Tais eram nos discursos
nazistas os judeus, aos quais Hitler acusava de arquitetarem uma grande conspiração
capitalista internacional – já que para Hitler os Judeus eram os grandes
dominadores do mundo –, que visava destruir a Alemanha, ameaçando também o
mundo (argumento esposado por muitos grupos terroristas muçulmanos). A última
carta de Hitler – escrita um pouco antes do fim da Segunda Guerra –, está
recheada destes construtos delirantes, assim como de auto-glorificações daquele que se
considerava o guia da Alemanha rumo à eterna glória. Loucuras.
Hoje em dia em
nossas terras tupiniquins, parece que ouço um eco destes delírios quando me deparo com discursos sobre uma suposta conspiração de um certo “PIG” (o “Partido da Imprensa Golpista”, que seria
chefiada pela Globo, ignorando o fato óbvio de que Globo foi uma das maiores
disseminadoras de ideias de esquerda – olhem o conteúdo das novelas –, sem a
qual o “partido” não teria conquistado os corações e mentes), das ameaças do “Grande
Capital”, assim como de ameaças da CIA, dos EUA e do “capitalismo” contra o “único
governo popular do Brasil que pela primeira vez em 500 anos cuidou de verdade
do povo”, ou contra a autonomia da América Latina - como afirma, hoje, Maduro.

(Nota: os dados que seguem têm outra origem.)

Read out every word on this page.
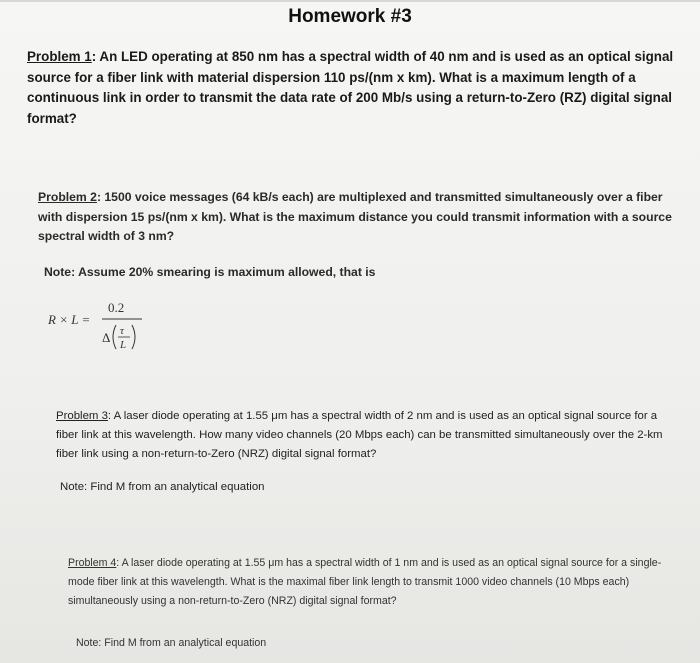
Homework #3
Problem 1: An LED operating at 850 nm has a spectral width of 40 nm and is used as an optical signal source for a fiber link with material dispersion 110 ps/(nm x km). What is a maximum length of a continuous link in order to transmit the data rate of 200 Mb/s using a return-to-Zero (RZ) digital signal format?
Problem 2: 1500 voice messages (64 kB/s each) are multiplexed and transmitted simultaneously over a fiber with dispersion 15 ps/(nm x km). What is the maximum distance you could transmit information with a source spectral width of 3 nm?
Note: Assume 20% smearing is maximum allowed, that is
R × L =
0.2
Δ τ
L
Problem 3: A laser diode operating at 1.55 μm has a spectral width of 2 nm and is used as an optical signal source for a fiber link at this wavelength. How many video channels (20 Mbps each) can be transmitted simultaneously over the 2-km fiber link using a non-return-to-Zero (NRZ) digital signal format?
Note: Find M from an analytical equation
Problem 4: A laser diode operating at 1.55 μm has a spectral width of 1 nm and is used as an optical signal source for a single-mode fiber link at this wavelength. What is the maximal fiber link length to transmit 1000 video channels (10 Mbps each) simultaneously using a non-return-to-Zero (NRZ) digital signal format?
Note: Find M from an analytical equation
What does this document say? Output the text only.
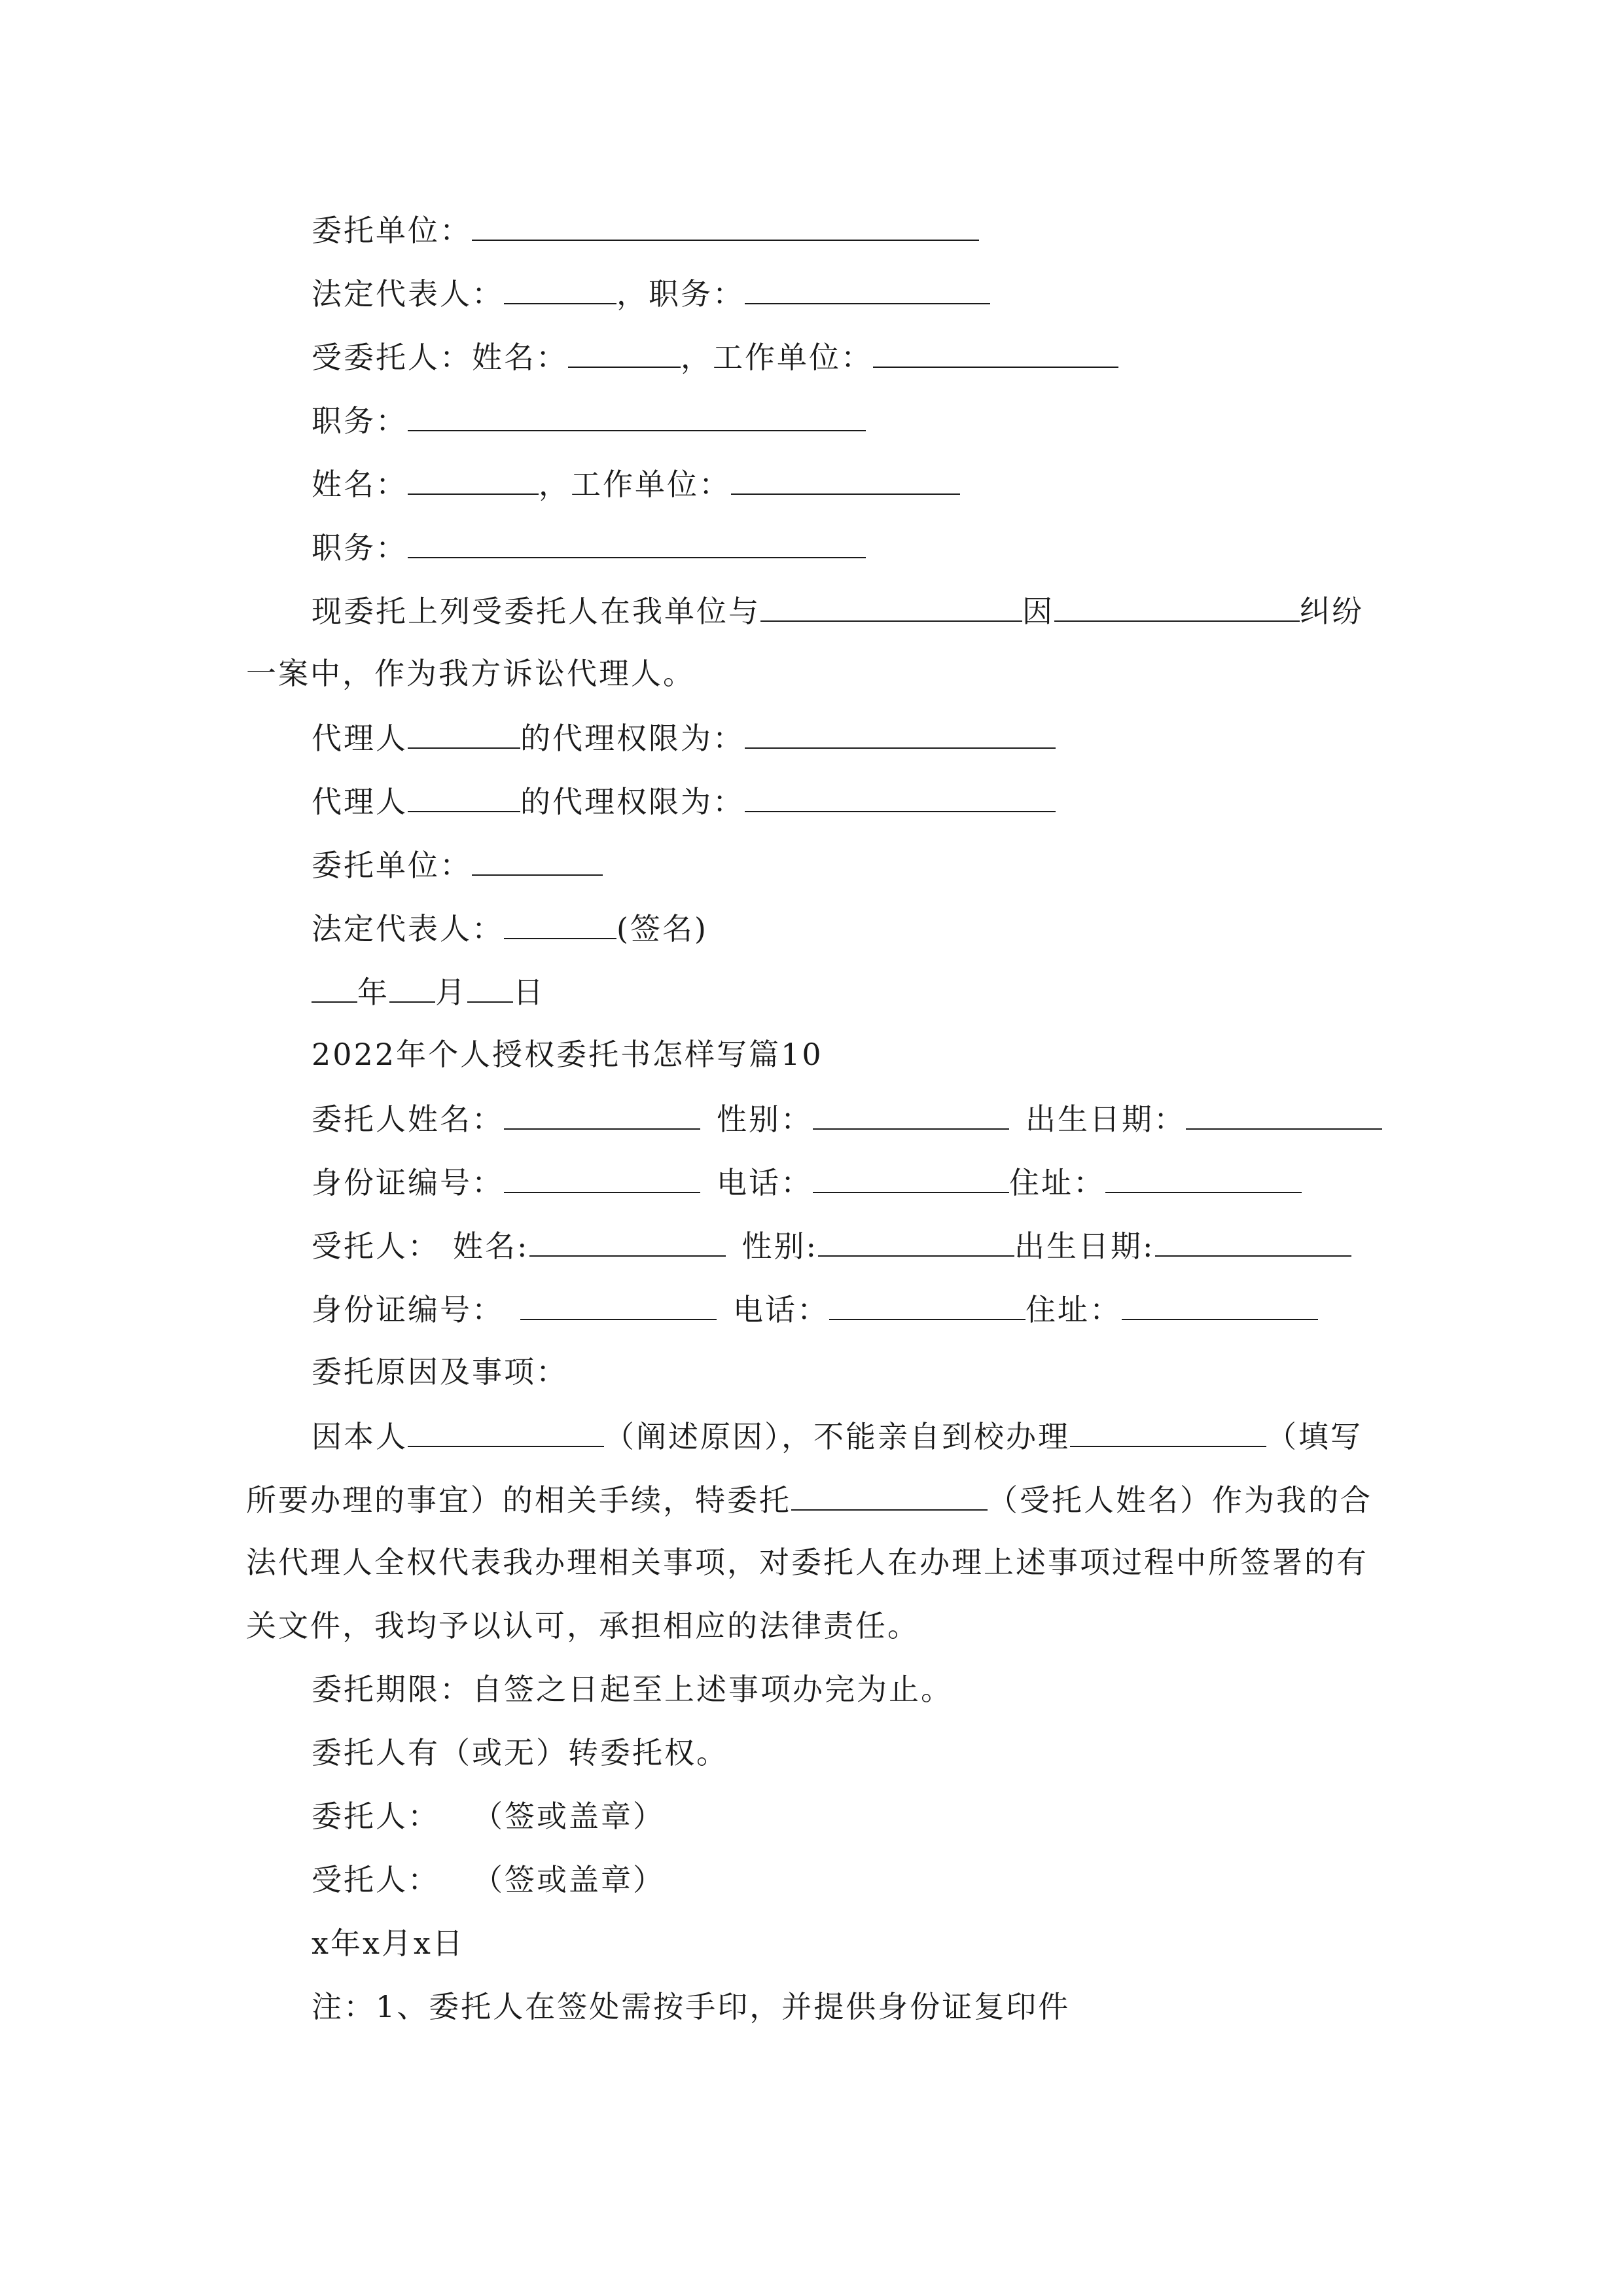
委托单位：
法定代表人：	，职务：
受委托人：姓名：	，工作单位：
职务：
姓名：	，工作单位：
职务：
现委托上列受委托人在我单位与	因	纠纷
一案中，作为我方诉讼代理人。
代理人	的代理权限为：
代理人	的代理权限为：
委托单位：
法定代表人：	(签名)
年 月 日
2022年个人授权委托书怎样写篇10
委托人姓名：	性别：	出生日期：
身份证编号：	电话：	住址：
受托人： 姓名:	性别:	出生日期:
身份证编号：	电话：	住址：
委托原因及事项：
因本人	（阐述原因），不能亲自到校办理	（填写
所要办理的事宜）的相关手续，特委托	（受托人姓名）作为我的合
法代理人全权代表我办理相关事项，对委托人在办理上述事项过程中所签署的有
关文件，我均予以认可，承担相应的法律责任。
委托期限：自签之日起至上述事项办完为止。
委托人有（或无）转委托权。
委托人： （签或盖章）
受托人： （签或盖章）
x年x月x日
注：1、委托人在签处需按手印，并提供身份证复印件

Tal ideia ganhou força e lançou raízes em faculdades de ciências
humanas, assim como levou à radicalização alguns movimentos sociais que, não
tendo noção de conjunto, assim como ignorando de maneira profunda a história do
Ocidente nos últimos 300 anos, se põe a repetir chavões utilizados há uns 150
anos e que, quando foram postos em prática, causaram só miséria e sofrimento.
Hoje, lembrando o
grande desastre que narrativas fundadas em construtos generalistas, como no
caso do Holocausto (fundado na ideia de que a raça judaica era essencialmente má), deveríamos nos voltar para dentro de nós mesmos, realizando
uma reflexão profunda sobre a viabilidade das idéias que professamos, num esforço sincero para que possamos construir o nosso conhecimento e a nossa
visão de mundo em dados concretos ou em opiniões possíveis que sofreram o teste do tempo, afim de
não sermos cúmplices de radicalismos e não cedermos o tempo de nossa vida contribuindo com idealismo que, quando transformados em história, causam imenso
sofrimento com base em um ódio violento a uma ideia de mundo, um nada, mas que no mundo concreto acaba sempre por ser direcionado contra inocentes de carne e sangue.